Recuerdo que estaba muy consciente y lúcida de lo que estaba pasando: sabía que en cualquier momento podía quedar parapléjica o morir. Además, como soy médico, entendía cómo iba evolucionando con el paso de los días. Cuando los doctores pasaban por mi pieza y me mostraban las imágenes o se ponían a hablar, pensaba chuta, quizás sería mejor no entender tanto, porque el panorama era angustiante. Pero en ese minuto me entregué a ellos y me puse desde el otro lado, confiando en cada una de sus decisiones. Aprendí a ser paciente desde todo punto de vista, porque literalmente tuve que esperar a que mi cuerpo, solito, respondiera al tratamiento.

De a poco, los trombos se empezaron a disolver hasta que fue seguro darme de alta. Afortunadamente, no se me generó ningún déficit motor o neurológico.

El proceso de recuperación fue largo. Estuve cerca de dos meses solo dentro de mi casa porque tenía restringido el movimiento. También dejé de manejar por harto tiempo por el riesgo de tener un infarto de manera inesperada. Ya como a las seis u ocho semanas, me autorizaron a hacer actividad física, supervisada por un kinesiólogo; pero fue muy de a poquito. Tenía que averiguar cuáles eran mis capacidades e ir escuchando mi cuerpo.

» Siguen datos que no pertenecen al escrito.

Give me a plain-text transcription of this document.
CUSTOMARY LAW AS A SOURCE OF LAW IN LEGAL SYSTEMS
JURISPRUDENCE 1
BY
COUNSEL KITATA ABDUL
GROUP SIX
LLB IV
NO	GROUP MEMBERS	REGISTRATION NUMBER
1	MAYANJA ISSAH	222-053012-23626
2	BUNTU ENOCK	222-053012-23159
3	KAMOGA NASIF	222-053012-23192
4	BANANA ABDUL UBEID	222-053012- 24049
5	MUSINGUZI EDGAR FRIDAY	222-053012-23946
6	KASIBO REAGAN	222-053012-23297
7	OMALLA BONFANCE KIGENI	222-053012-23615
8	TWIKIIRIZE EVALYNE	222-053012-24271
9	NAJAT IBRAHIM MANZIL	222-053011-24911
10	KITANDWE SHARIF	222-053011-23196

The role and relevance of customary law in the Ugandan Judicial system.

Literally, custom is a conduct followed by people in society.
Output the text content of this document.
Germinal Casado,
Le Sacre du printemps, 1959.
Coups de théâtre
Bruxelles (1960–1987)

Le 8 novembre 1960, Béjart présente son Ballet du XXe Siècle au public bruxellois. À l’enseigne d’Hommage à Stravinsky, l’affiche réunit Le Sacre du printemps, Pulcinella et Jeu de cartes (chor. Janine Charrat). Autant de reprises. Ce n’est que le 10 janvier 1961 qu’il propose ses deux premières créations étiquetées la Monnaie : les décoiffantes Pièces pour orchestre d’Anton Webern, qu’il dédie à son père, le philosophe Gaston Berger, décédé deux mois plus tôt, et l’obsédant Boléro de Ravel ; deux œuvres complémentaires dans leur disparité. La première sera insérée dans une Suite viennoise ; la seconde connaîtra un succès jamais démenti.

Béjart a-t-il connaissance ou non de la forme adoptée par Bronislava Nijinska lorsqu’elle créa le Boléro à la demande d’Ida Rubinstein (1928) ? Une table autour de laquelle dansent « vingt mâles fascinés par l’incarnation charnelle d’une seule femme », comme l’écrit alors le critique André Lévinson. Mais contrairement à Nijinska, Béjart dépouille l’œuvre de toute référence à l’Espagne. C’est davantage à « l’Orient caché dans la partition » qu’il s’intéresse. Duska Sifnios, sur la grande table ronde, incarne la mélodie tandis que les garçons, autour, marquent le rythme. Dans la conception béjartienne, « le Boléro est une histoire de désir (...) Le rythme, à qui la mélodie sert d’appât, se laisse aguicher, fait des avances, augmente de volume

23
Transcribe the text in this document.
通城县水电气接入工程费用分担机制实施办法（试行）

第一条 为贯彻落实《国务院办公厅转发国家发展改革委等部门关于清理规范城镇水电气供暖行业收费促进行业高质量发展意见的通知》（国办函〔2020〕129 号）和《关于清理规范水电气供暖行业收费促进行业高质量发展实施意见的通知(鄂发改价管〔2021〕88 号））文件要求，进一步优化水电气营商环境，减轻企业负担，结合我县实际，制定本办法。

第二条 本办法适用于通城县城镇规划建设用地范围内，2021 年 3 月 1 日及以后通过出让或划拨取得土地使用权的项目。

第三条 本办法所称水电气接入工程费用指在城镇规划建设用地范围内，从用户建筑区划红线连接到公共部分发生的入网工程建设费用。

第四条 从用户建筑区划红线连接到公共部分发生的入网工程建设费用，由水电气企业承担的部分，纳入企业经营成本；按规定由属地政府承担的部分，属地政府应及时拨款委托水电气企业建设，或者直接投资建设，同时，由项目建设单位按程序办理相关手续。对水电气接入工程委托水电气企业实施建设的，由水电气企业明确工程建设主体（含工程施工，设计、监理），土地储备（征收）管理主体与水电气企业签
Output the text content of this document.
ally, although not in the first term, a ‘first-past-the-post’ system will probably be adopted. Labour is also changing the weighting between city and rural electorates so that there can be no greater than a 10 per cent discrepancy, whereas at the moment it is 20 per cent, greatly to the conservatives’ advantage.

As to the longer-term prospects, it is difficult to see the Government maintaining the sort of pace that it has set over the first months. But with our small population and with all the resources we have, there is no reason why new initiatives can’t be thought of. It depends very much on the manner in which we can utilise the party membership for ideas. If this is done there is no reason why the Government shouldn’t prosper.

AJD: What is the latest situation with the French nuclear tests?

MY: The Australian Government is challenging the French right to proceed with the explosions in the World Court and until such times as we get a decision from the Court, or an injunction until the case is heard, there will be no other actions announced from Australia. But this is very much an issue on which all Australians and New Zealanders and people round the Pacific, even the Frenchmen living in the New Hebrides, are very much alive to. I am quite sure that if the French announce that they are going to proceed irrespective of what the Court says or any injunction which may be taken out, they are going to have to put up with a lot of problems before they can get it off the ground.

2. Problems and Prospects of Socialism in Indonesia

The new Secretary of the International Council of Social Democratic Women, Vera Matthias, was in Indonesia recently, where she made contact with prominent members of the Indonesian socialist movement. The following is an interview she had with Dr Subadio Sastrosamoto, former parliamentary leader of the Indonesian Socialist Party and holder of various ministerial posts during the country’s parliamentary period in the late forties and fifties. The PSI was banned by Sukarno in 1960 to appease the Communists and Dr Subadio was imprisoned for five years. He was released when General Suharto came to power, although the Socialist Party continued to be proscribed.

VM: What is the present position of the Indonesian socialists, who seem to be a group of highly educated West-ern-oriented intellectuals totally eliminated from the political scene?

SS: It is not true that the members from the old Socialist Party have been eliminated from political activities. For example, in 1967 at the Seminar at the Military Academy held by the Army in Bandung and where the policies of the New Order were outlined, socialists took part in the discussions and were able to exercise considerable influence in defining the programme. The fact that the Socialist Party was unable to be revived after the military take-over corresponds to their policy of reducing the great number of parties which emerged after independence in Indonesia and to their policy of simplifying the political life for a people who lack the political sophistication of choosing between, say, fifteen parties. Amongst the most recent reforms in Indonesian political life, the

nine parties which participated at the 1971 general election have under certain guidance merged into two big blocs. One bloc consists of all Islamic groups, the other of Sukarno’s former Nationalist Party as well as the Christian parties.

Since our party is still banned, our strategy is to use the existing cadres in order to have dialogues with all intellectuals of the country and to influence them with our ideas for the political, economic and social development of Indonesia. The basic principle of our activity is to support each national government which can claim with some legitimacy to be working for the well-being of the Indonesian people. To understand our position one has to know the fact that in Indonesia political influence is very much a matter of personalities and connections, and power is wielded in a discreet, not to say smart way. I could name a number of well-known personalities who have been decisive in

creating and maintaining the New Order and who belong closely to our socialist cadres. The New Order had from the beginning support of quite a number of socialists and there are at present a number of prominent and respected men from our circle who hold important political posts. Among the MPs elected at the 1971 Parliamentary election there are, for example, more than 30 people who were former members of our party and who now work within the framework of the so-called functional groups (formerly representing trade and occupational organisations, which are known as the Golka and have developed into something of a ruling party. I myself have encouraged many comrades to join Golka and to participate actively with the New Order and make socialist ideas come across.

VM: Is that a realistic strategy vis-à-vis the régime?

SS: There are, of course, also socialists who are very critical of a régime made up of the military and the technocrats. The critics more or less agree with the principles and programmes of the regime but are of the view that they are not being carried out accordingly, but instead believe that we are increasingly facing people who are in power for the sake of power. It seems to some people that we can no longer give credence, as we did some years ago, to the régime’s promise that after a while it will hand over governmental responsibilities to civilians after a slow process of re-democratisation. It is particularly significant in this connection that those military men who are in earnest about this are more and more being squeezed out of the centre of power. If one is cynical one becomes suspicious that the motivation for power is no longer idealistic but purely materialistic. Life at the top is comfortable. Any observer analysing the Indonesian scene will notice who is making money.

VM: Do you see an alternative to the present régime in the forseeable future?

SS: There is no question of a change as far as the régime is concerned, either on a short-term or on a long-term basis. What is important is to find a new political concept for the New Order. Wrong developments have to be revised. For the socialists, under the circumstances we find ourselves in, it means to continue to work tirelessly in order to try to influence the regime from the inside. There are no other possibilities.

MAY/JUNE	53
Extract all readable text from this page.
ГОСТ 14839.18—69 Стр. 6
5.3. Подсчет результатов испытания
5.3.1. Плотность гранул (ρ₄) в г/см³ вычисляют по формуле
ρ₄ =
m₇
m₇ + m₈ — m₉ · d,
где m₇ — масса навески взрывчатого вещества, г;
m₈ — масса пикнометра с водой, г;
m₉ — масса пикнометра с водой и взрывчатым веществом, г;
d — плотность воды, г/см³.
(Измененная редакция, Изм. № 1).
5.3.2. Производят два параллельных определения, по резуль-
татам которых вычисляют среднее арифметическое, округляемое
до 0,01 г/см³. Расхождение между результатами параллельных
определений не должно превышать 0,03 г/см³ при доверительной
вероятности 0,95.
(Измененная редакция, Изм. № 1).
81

Aunque suena cursi, creo que hoy no doy nada por sentado. Aprecio mucho la salud por sobre todas las cosas y quedé con una curiosidad infinita por entender más sobre la intuición. Cuando yo le preguntaba a mis colegas por mis síntomas, estaba consciente que ellos me decían lo correcto desde la evidencia y ahora que reflexiono, quizás mi respuesta, ante un caso similar, no hubiese sido tan distinta. Pero mi parte intuitiva sabía que algo estaba mal. Con esta experiencia, entendí que tenía que re-conectarme con esa voz que, por muchos años, renegué por atrincherarme más en el lado de lo racional o intelectual.

Ningún doctor me puede asegurar que esto nunca más me va a volver a pasar. La tasa de recurrencia por una disección es del 1,6% aproximadamente, pero nadie sabe qué puede suceder cuando has tenido cuatro. Técnicamente, mis arterias están cicatrizadas, pero es un escenario incierto. Y hay que aprender a vivir con eso”.

María Ignacia Carrasco tiene 38 años y es psiquiatra.